There was much buzz around Washington that this, finally, would be President Godzilla’s Achilles heel. It was one thing for a crafty, observant woman to make opposing politicians cooperate, but how would a mundane leader deal with magic-handlers? Hutchinson’s foreign policy up until then had mostly been to downsize the American military presence in other countries, and she was widely regarded as being talented at domestic affairs at the expense of military competence. There were plenty of sexist jokes going around the punditocracy about women in the military, but as it turned out, President Hutchinson’s response was to take all the Army and Air Force troops she’d brought home from our bases abroad and send them to Rezarta. She also had enough opportunists working for the Department of Defense to get around the Rezartans’ magical protections.

Once she was finished putting down the secession like a mad dog, she organized the Magical Resettlement Act, which assigned new homes in other parts of the country to 90% of the magic-handlers in the affected area. Many of the people in question did not go quietly, but the military didn’t leave the area until all the sorcerers were relocated. If the military intervention didn’t put an end to Reza’s pet projects and experiments, the resettlement did. There was no more experimenting on vampires or other magical creatures. I would like to say that the captive vampires who were kept quiet on donated blood were all staked before their handlers were forced to move out, but according to all accounts, the captive undead were sent out to the wilderness, where I have no doubt they are preying on the trafficked, homeless and destitute as vampires are wont to do when left unsupervised.
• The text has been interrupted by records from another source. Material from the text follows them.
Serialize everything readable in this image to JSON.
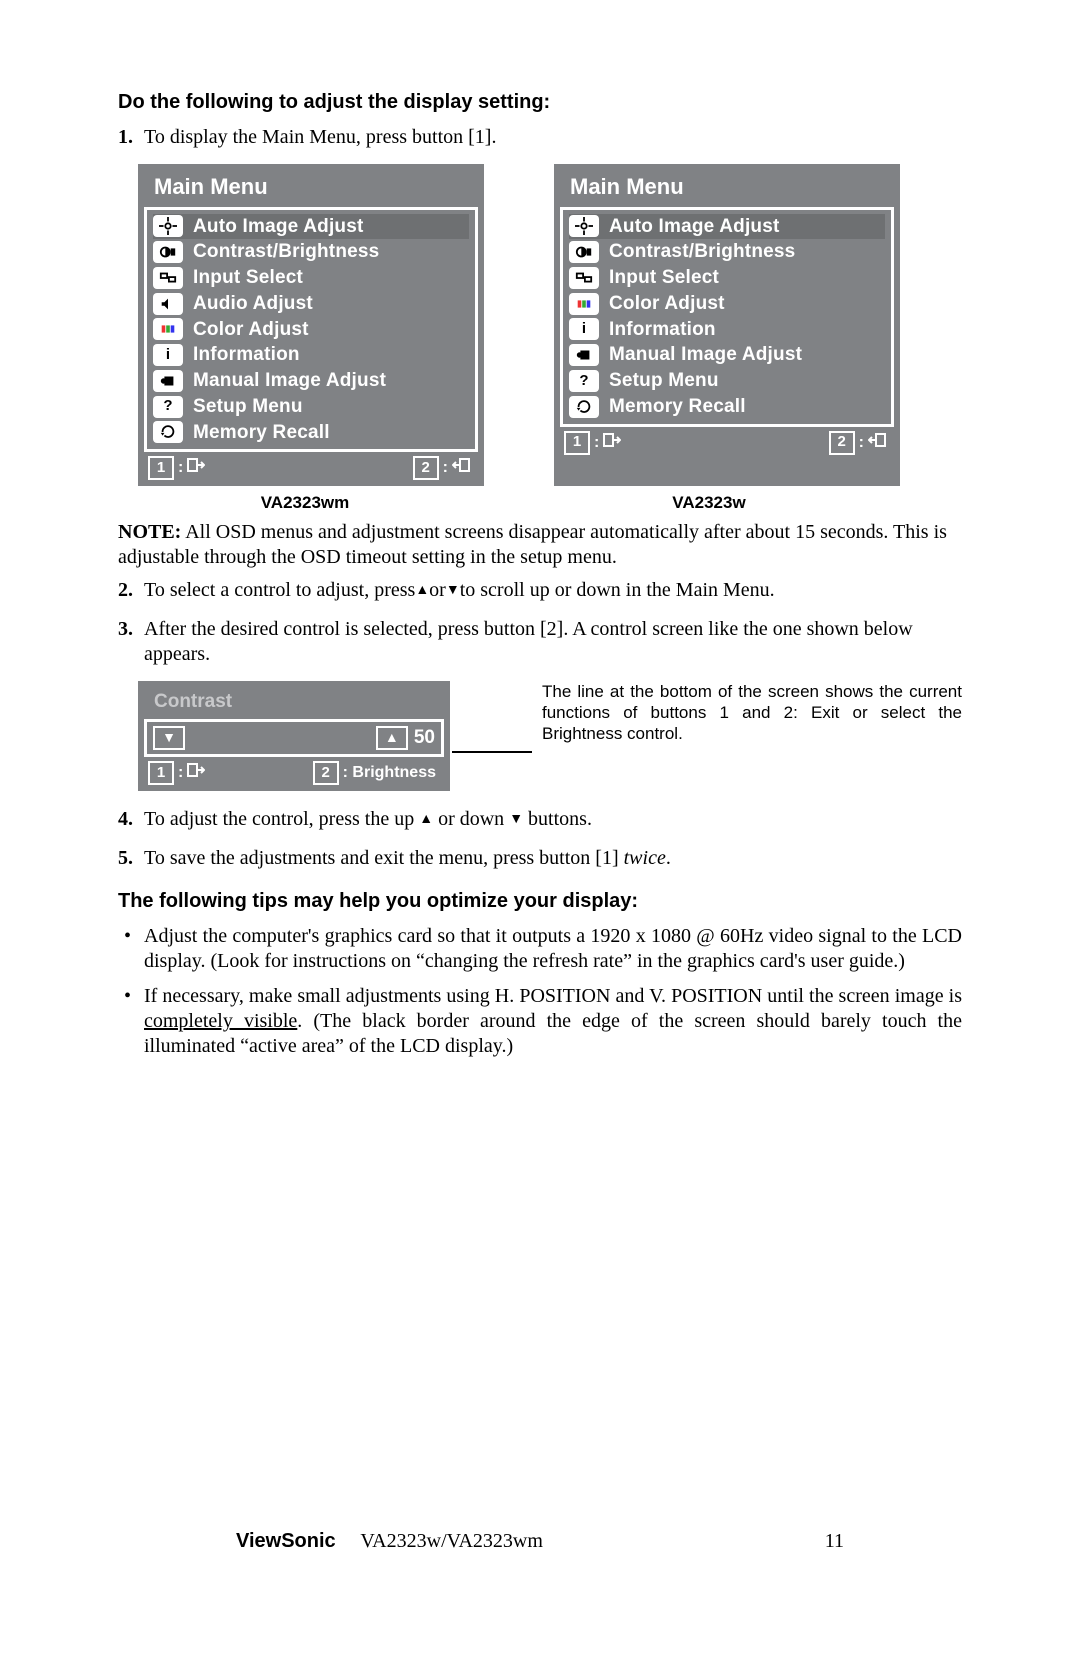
{
  "heading1": "Do the following to adjust the display setting:",
  "step1_num": "1.",
  "step1_text": "To display the Main Menu, press button [1].",
  "menu_title": "Main Menu",
  "menu_wm_items": [
    "Auto Image Adjust",
    "Contrast/Brightness",
    "Input Select",
    "Audio Adjust",
    "Color Adjust",
    "Information",
    "Manual Image Adjust",
    "Setup Menu",
    "Memory Recall"
  ],
  "menu_w_items": [
    "Auto Image Adjust",
    "Contrast/Brightness",
    "Input Select",
    "Color Adjust",
    "Information",
    "Manual Image Adjust",
    "Setup Menu",
    "Memory Recall"
  ],
  "foot1": "1",
  "foot2": "2",
  "caption_wm": "VA2323wm",
  "caption_w": "VA2323w",
  "note_label": "NOTE:",
  "note_text": " All OSD menus and adjustment screens disappear automatically after about 15 seconds. This is adjustable through the OSD timeout setting in the setup menu.",
  "step2_num": "2.",
  "step2_text_a": "To select a control to adjust, press",
  "step2_text_b": "or",
  "step2_text_c": "to scroll up or down in the Main Menu.",
  "step3_num": "3.",
  "step3_text": "After the desired control is selected, press button [2]. A control screen like the one shown below appears.",
  "contrast_title": "Contrast",
  "contrast_value": "50",
  "contrast_foot_label": ": Brightness",
  "contrast_note": "The line at the bottom of the screen shows the current functions of buttons 1 and 2: Exit or select the Brightness control.",
  "step4_num": "4.",
  "step4_text_a": "To adjust the control, press the up ",
  "step4_text_b": " or down ",
  "step4_text_c": " buttons.",
  "step5_num": "5.",
  "step5_text_a": "To save the adjustments and exit the menu, press button [1] ",
  "step5_text_b": "twice",
  "step5_text_c": ".",
  "heading2": "The following tips may help you optimize your display:",
  "tip1": "Adjust the computer's graphics card so that it outputs a 1920 x 1080 @ 60Hz video signal to the LCD display. (Look for instructions on “changing the refresh rate” in the graphics card's user guide.)",
  "tip2_a": "If necessary, make small adjustments using H. POSITION and V. POSITION until the screen image is ",
  "tip2_u": "completely visible",
  "tip2_b": ". (The black border around the edge of the screen should barely touch the illuminated “active area” of the LCD display.)",
  "footer_brand": "ViewSonic",
  "footer_model": "VA2323w/VA2323wm",
  "page_num": "11"
}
According to White House insiders of the time, the Resettlement was arguably the most ambitious endeavor of President Hutchinson’s already impressive career, but it was also the beginning of her downward spiral. She began showing up to Oval Office meetings drunk. She was sometimes so hung over that she couldn’t come to work, and her VP, Edward Bialik, had more to do in her stead. She muddled through her public appearances without destroying anything, she continued to sign and veto bills from Congress, and she did not enact any more major administrative changes for the rest of the term. In her second campaign, she had talked much about decriminalization of prostitution and enacting protections and regulations for sex workers, but this never came to pass.

In 2004, Bialik was elected the new POTUS, and Hutchinson managed to stay out of the bottle just long enough in January of 2005 to remain functional through his Inauguration. After seeing him into the White House, Hutchinson moved to her sister’s horse ranch in Oregon, ostensibly to spend more time with her teenage nephew and niece. For all I know, she may have been a very attentive aunt when she was not intoxicated to the point of incoherence, but she was found unresponsive one morning in mid-2007. Her sister rushed her to the hospital, where she was diagnosed with stroke. After ten days without a response, her sister had her taken off life support. She was fifty-three.